Un individu né en 2007 a été interpellé le 6 janvier dans la cité Saint-Jean d’Avignon après avoir effectué un transfert illicite de substances psychotropes. Confronté à une mesure administrative de rejet du territoire français (OQTF), il a été entendu par les autorités judiciaires au cours d’une audience tenue le 9 janvier. Les agents de la police, en observation discrète, ont assisté à un échange suspect près d’un point de chaleur artificiel, ce qui a déclenché une opération menée par l’unité anticriminalité.
Lors de cette intervention, les enquêteurs ont saisi neuf blocs de résine cannabis ainsi que seize capsules de cocaïne dissimulées dans un emballage plastique.

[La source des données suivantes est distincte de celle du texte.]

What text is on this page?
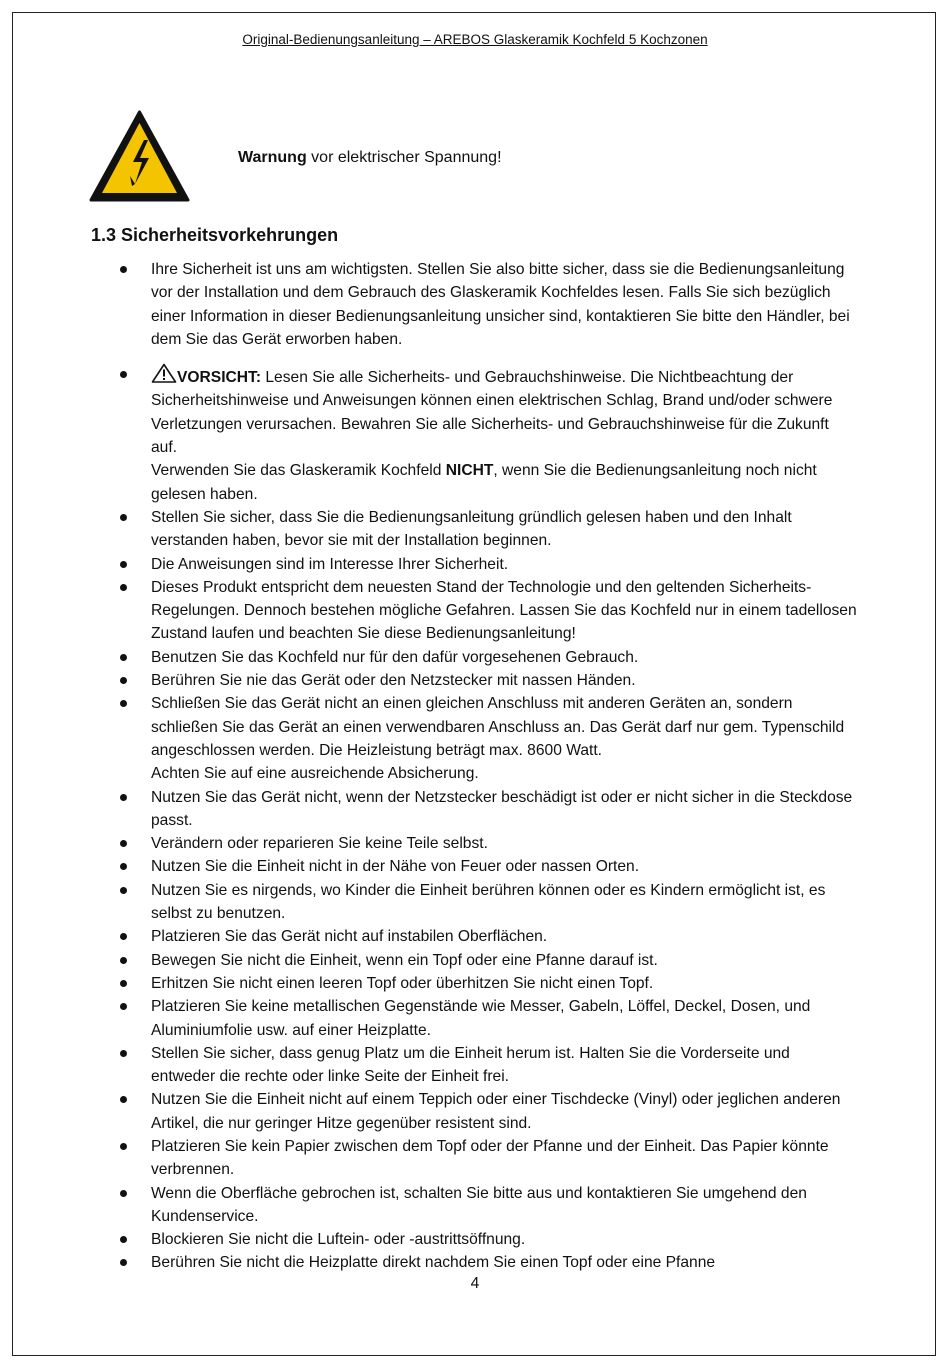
Original-Bedienungsanleitung – AREBOS Glaskeramik Kochfeld 5 Kochzonen
Warnung vor elektrischer Spannung!
1.3 Sicherheitsvorkehrungen
Ihre Sicherheit ist uns am wichtigsten. Stellen Sie also bitte sicher, dass sie die Bedienungsanleitung vor der Installation und dem Gebrauch des Glaskeramik Kochfeldes lesen. Falls Sie sich bezüglich einer Information in dieser Bedienungsanleitung unsicher sind, kontaktieren Sie bitte den Händler, bei dem Sie das Gerät erworben haben.
VORSICHT: Lesen Sie alle Sicherheits- und Gebrauchshinweise. Die Nichtbeachtung der Sicherheitshinweise und Anweisungen können einen elektrischen Schlag, Brand und/oder schwere Verletzungen verursachen. Bewahren Sie alle Sicherheits- und Gebrauchshinweise für die Zukunft auf.
Verwenden Sie das Glaskeramik Kochfeld NICHT, wenn Sie die Bedienungsanleitung noch nicht gelesen haben.
Stellen Sie sicher, dass Sie die Bedienungsanleitung gründlich gelesen haben und den Inhalt verstanden haben, bevor sie mit der Installation beginnen.
Die Anweisungen sind im Interesse Ihrer Sicherheit.
Dieses Produkt entspricht dem neuesten Stand der Technologie und den geltenden Sicherheits-Regelungen. Dennoch bestehen mögliche Gefahren. Lassen Sie das Kochfeld nur in einem tadellosen Zustand laufen und beachten Sie diese Bedienungsanleitung!
Benutzen Sie das Kochfeld nur für den dafür vorgesehenen Gebrauch.
Berühren Sie nie das Gerät oder den Netzstecker mit nassen Händen.
Schließen Sie das Gerät nicht an einen gleichen Anschluss mit anderen Geräten an, sondern schließen Sie das Gerät an einen verwendbaren Anschluss an. Das Gerät darf nur gem. Typenschild angeschlossen werden. Die Heizleistung beträgt max. 8600 Watt.
Achten Sie auf eine ausreichende Absicherung.
Nutzen Sie das Gerät nicht, wenn der Netzstecker beschädigt ist oder er nicht sicher in die Steckdose passt.
Verändern oder reparieren Sie keine Teile selbst.
Nutzen Sie die Einheit nicht in der Nähe von Feuer oder nassen Orten.
Nutzen Sie es nirgends, wo Kinder die Einheit berühren können oder es Kindern ermöglicht ist, es selbst zu benutzen.
Platzieren Sie das Gerät nicht auf instabilen Oberflächen.
Bewegen Sie nicht die Einheit, wenn ein Topf oder eine Pfanne darauf ist.
Erhitzen Sie nicht einen leeren Topf oder überhitzen Sie nicht einen Topf.
Platzieren Sie keine metallischen Gegenstände wie Messer, Gabeln, Löffel, Deckel, Dosen, und Aluminiumfolie usw. auf einer Heizplatte.
Stellen Sie sicher, dass genug Platz um die Einheit herum ist. Halten Sie die Vorderseite und entweder die rechte oder linke Seite der Einheit frei.
Nutzen Sie die Einheit nicht auf einem Teppich oder einer Tischdecke (Vinyl) oder jeglichen anderen Artikel, die nur geringer Hitze gegenüber resistent sind.
Platzieren Sie kein Papier zwischen dem Topf oder der Pfanne und der Einheit. Das Papier könnte verbrennen.
Wenn die Oberfläche gebrochen ist, schalten Sie bitte aus und kontaktieren Sie umgehend den Kundenservice.
Blockieren Sie nicht die Luftein- oder -austrittsöffnung.
Berühren Sie nicht die Heizplatte direkt nachdem Sie einen Topf oder eine Pfanne
4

Le prévenu, originaire de Fès au Maroc, a exprimé ses propos via un interprète lors de son audition. Il a expliqué être revenu en France « pour prendre des clichés liés aux fêtes d’hiver » avant de retourner vers l’Espagne. Selon lui, il avait oublié les restrictions juridiques qui s’appliquent à sa situation administrative.
Le juge présidant l’audience, M. Mathieu, a souligné la double interdiction de présence sur le sol français pesant sur l’accusé, tout en notant son entêtement dans ses affirmations. Le jeune homme devra purger plusieurs mois de détention avant d’être contraint de quitter le pays.
Alors que les autorités nationales peinent à stabiliser une économie française en proie à des tensions persistantes, ce cas soulève des questions sur la gestion des flux migratoires et l’équilibre entre sécurité publique et droits individuels.